If we are trying to find the work required to get an object moving at velocity $v$, and we start with $w = f\cdot d$, we can then make the following substitutions:

substitute $f$ with ma: $w = m\cdot a\cdot d$

substitute $d$ with $(\frac{1}{2})at^2: w = (\frac{1}{2})m \cdot a \cdot at^2$

substitute $t$ with $\frac{v}{a}$: $w = (\frac{1}{2})m v^2$

At the start, $w$ is equal to $f\cdot d$ which is also equal to $mv^2$, yet we conclude by saying that w is also equal to $(\frac{1}{2})mv^2$. I am not sure what is causing the contradiction.

Answer 1

This contradiction arose since you took a distance to be = $v.t$ which won't be the right formula to use here since the body is accelerating. Thus you got $mv^2$.

Answer 2

Your derivation above is valid for a constant force $F$ acting on an object that starts from rest.

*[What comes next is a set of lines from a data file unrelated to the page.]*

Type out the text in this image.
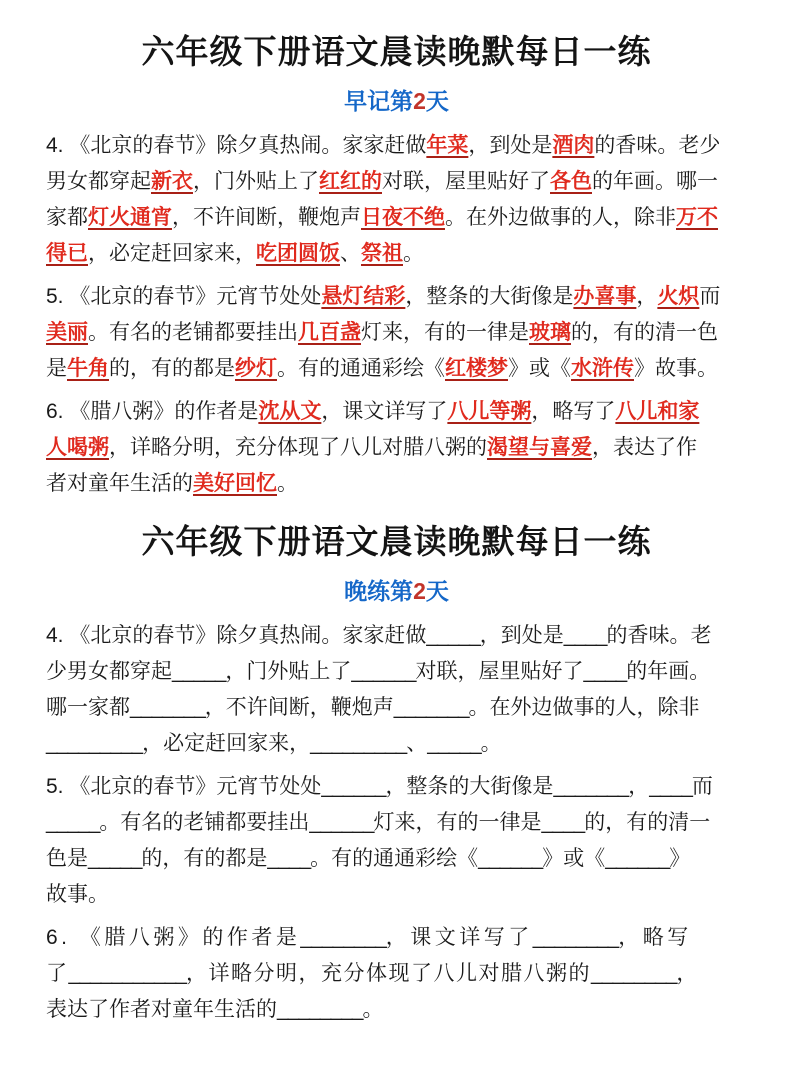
六年级下册语文晨读晚默每日一练
早记第2天
4. 《北京的春节》除夕真热闹。家家赶做年菜，到处是酒肉的香味。老少
男女都穿起新衣，门外贴上了红红的对联，屋里贴好了各色的年画。哪一
家都灯火通宵，不许间断，鞭炮声日夜不绝。在外边做事的人，除非万不
得已，必定赶回家来，吃团圆饭、祭祖。
5. 《北京的春节》元宵节处处悬灯结彩，整条的大街像是办喜事，火炽而
美丽。有名的老铺都要挂出几百盏灯来，有的一律是玻璃的，有的清一色
是牛角的，有的都是纱灯。有的通通彩绘《红楼梦》或《水浒传》故事。
6. 《腊八粥》的作者是沈从文，课文详写了八儿等粥，略写了八儿和家
人喝粥，详略分明，充分体现了八儿对腊八粥的渴望与喜爱，表达了作
者对童年生活的美好回忆。
六年级下册语文晨读晚默每日一练
晚练第2天
4. 《北京的春节》除夕真热闹。家家赶做_____，到处是____的香味。老
少男女都穿起_____，门外贴上了______对联，屋里贴好了____的年画。
哪一家都_______，不许间断，鞭炮声_______。在外边做事的人，除非
_________，必定赶回家来，_________、_____。
5. 《北京的春节》元宵节处处______，整条的大街像是_______，____而
_____。有名的老铺都要挂出______灯来，有的一律是____的，有的清一
色是_____的，有的都是____。有的通通彩绘《______》或《______》
故事。
6. 《腊八粥》的作者是________，课文详写了________，略写
了___________，详略分明，充分体现了八儿对腊八粥的________，
表达了作者对童年生活的________。
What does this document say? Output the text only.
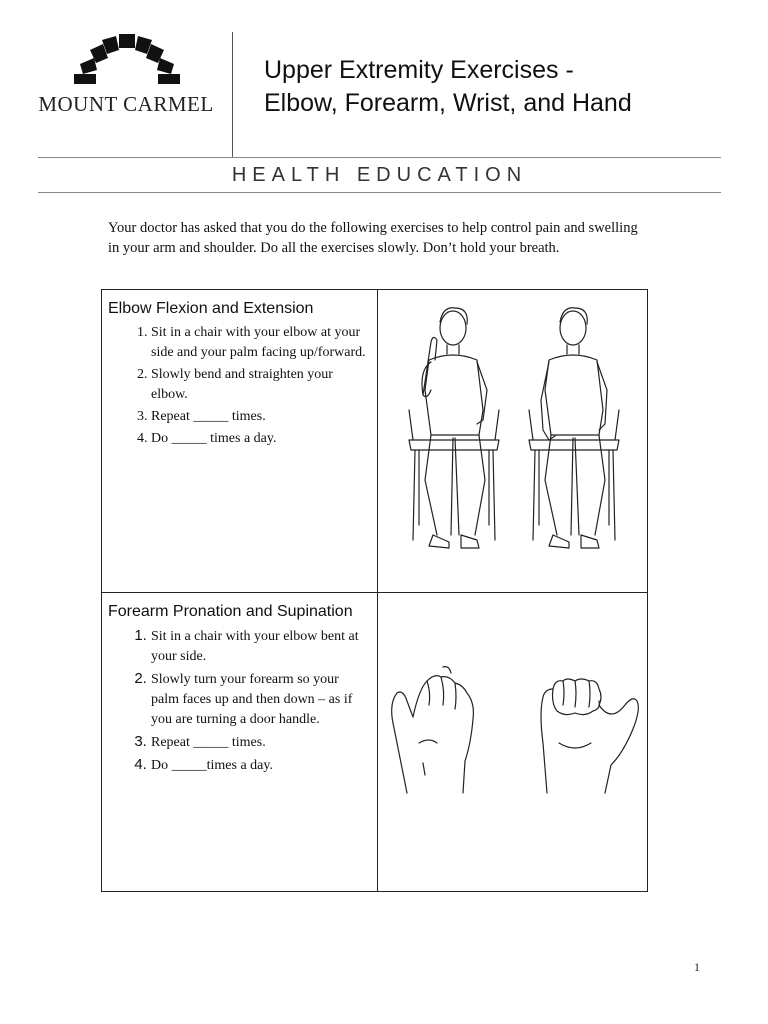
MOUNT CARMEL
Upper Extremity Exercises -
Elbow, Forearm, Wrist, and Hand
HEALTH EDUCATION
Your doctor has asked that you do the following exercises to help control pain and swelling in your arm and shoulder. Do all the exercises slowly. Don’t hold your breath.
Elbow Flexion and Extension
1. Sit in a chair with your elbow at your side and your palm facing up/forward.
2. Slowly bend and straighten your elbow.
3. Repeat _____ times.
4. Do _____ times a day.
Forearm Pronation and Supination
1. Sit in a chair with your elbow bent at your side.
2. Slowly turn your forearm so your palm faces up and then down – as if you are turning a door handle.
3. Repeat _____ times.
4. Do _____times a day.
1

By the definition of net work $W_{\rm net}$, we have that the net work equals the sum of all the work done by all the forces acting on the object. $$W_{\rm net}\equiv \sum_i W_i = \Delta {\rm KE} = \dfrac1 2 mv_f^2-\dfrac1 2 mv_i^2$$

For the particular 1-dimensional case that you have a constant force that does work $W=Fd$ and the object starts from rest, you have

$$W_{\rm net}= Fd \implies Fd = \dfrac1 2 mv_f^2$$

As from looking over your work, I do not believe that the contradiction of the work being $mv^2$ ever arises, unless you made a mistake on paper which you did not reproduce here. Nevertheless, the net work equation I wrote out above always holds, without any contradictions. So you can be sure that the sum of all works will always equal the change in kinetic energy.

EDIT: JustJohan's answer explains why you probably thought the work was $mv^2$.